The general idea is to change the information going to the brain about the incoming nutrients, thereby changing the activity levels of neurons in the hypothalamus. In fact, the results in the paper show that certain neurons that respond only to changes in glucose levels, called glucose-excited neurons, exhibited different firing patterns after ultrasound treatment.
This particular project began when GE Research, the research and development division of the General Electric corporation, conducted a study on the effects of ultrasound on the spleen. During those studies, they used the liver as a control tissue. When they applied ultrasound to the liver, the researchers at GE noticed changes in blood sugar and reached out to Raimund Herzog, a specialist in neuronal regulation of metabolism.
“The use of ultrasound could be a game-changer in how bioelectronic medicines are used and applied to disease, such as Type-2 diabetes, in the future,” Christopher Puleo, a senior biomedical engineer at GE Research who co-led the study and is an author of the article published in Nature, wrote to the News. “Non-pharmaceutical and device-based methods to augment or replace the current drug-treatments may add a new therapeutic choice for physicians and patients in the future.”

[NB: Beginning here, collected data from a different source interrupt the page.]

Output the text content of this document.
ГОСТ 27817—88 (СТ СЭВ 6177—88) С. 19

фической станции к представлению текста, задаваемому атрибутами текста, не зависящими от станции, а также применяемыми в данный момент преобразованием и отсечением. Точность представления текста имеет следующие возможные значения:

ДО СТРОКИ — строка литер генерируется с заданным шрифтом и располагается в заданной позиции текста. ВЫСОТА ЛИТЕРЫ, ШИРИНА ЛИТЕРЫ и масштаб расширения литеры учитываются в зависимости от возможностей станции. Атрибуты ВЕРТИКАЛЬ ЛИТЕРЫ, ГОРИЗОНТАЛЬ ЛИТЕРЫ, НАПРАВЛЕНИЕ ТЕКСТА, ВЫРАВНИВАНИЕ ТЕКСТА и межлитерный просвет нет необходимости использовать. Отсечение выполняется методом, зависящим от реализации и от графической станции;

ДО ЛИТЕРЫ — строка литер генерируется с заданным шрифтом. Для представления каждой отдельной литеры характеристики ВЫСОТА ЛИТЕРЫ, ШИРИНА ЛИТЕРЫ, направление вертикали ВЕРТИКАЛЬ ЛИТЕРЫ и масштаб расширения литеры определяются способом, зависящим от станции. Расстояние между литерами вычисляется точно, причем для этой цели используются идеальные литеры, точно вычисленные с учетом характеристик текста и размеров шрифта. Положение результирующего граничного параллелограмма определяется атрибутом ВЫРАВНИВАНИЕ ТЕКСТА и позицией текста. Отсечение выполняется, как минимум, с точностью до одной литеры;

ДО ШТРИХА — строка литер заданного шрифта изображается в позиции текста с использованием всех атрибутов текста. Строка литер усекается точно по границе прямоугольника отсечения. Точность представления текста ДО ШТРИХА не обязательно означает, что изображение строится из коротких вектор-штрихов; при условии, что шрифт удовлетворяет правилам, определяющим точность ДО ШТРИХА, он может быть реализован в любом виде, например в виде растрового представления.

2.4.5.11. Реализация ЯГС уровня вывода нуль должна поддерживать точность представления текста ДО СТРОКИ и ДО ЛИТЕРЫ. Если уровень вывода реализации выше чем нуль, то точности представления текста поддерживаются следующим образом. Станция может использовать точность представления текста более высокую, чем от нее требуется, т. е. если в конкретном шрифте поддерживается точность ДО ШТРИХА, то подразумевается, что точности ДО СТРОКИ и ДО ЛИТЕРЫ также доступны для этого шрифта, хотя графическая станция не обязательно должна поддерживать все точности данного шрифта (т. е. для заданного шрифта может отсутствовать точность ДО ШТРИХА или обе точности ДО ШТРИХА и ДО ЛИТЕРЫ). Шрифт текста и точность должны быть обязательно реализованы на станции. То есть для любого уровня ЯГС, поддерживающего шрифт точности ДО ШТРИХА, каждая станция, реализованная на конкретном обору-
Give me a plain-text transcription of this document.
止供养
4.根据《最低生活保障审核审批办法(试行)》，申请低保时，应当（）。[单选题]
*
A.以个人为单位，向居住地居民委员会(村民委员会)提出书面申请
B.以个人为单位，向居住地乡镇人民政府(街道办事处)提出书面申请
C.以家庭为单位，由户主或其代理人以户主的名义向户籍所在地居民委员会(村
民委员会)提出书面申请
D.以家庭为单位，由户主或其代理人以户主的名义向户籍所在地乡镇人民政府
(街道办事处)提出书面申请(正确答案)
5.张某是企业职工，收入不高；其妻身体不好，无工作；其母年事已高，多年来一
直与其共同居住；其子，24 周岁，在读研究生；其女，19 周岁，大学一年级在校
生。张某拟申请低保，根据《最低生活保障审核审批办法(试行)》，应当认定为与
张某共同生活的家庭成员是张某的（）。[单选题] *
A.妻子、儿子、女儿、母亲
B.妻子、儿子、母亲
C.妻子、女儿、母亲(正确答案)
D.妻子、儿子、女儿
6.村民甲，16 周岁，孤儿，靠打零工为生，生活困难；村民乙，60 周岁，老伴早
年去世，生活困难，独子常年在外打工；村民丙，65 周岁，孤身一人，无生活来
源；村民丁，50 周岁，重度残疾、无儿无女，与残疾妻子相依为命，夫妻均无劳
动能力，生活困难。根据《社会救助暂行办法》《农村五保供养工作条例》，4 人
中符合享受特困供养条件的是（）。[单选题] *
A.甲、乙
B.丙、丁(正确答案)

At the moment, Herzog and GE Research are conducting clinical trials to test the efficacy of this ultrasound technique in pre-diabetic and diabetic patients.
The animal experiments in the published article suggest that the effects of the ultrasound treatment are not acute, but rather linger after the ultrasound treatment. However, researchers have yet to determine how long the effects of the ultrasound treatment last in human patients.
Approximately 90 to 95 percent of American adults with diabetes suffer from Type II diabetes, according to the CDC.